The goal is to have the following code working with both dense vectors and sparse vectors
assert( type(input) == "table" )
local output = network:forward(input)
local loss = lossFct:forward(output, target)
local dloss = lossFct:backward(output, target)
local dout = network:backward(input, dloss)
Well, torch does not deal well with sparse data. and that will crash.
I have no github for now since I have never uploaded my code before (Well, I was working in Finance… This is not really a open-project world ), yet I will upload the code soon on github. In the meantime, do not be surprised if the code (and the post) is modified!
1 – SparseLinearBatch
It is impossible to use a mini-batch for nn.SparseLinear. The following implementation aims to simulate a mini-batch version.

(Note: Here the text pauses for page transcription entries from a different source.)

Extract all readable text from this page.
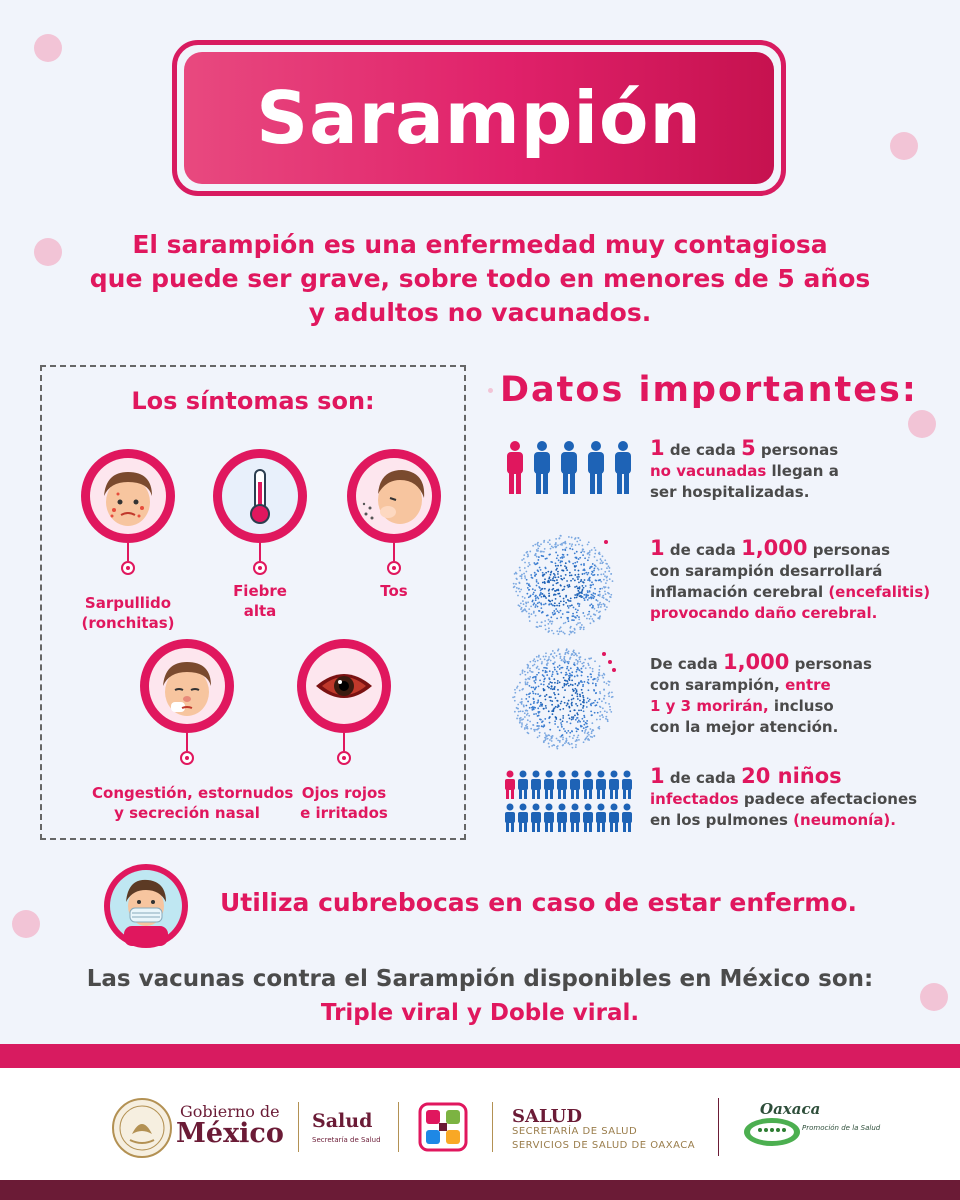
Sarampión
El sarampión es una enfermedad muy contagiosa
que puede ser grave, sobre todo en menores de 5 años
y adultos no vacunados.
Los síntomas son:
Sarpullido
(ronchitas)
Fiebre
alta
Tos
Congestión, estornudos
y secreción nasal
Ojos rojos
e irritados
Datos importantes:
1 de cada 5 personas
no vacunadas llegan a
ser hospitalizadas.
1 de cada 1,000 personas
con sarampión desarrollará
inflamación cerebral (encefalitis)
provocando daño cerebral.
De cada 1,000 personas
con sarampión, entre
1 y 3 morirán, incluso
con la mejor atención.
1 de cada 20 niños
infectados padece afectaciones
en los pulmones (neumonía).
Utiliza cubrebocas en caso de estar enfermo.
Las vacunas contra el Sarampión disponibles en México son:
Triple viral y Doble viral.
Gobierno de
México Salud
Secretaría de Salud
SALUD
SECRETARÍA DE SALUD
SERVICIOS DE SALUD DE OAXACA
Oaxaca
Promoción de la Salud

This can be very useful if you want to use mini-batch normalization or if SparseLinear prevent you from using mini-batches to learn other layers. There might be some other way to tackle the issue, but I have not found them. Do not expect any speed improvement for this layer do not parallelize the SparseLinear layer.
A GPU/mini-batch layer is under development there : https://github.com/soumith/cunnsparse
Well, most of the time, sparseLayers are the input layers, thus, the default behavior is to not compute the gradInput to get some speed/memory improvement.One may notice that the backpropagation is very slow because of the function AccumulateSparse. Good news, if you only use sparse layers as input layers you can remove the AccGradParameters methods for it is useless.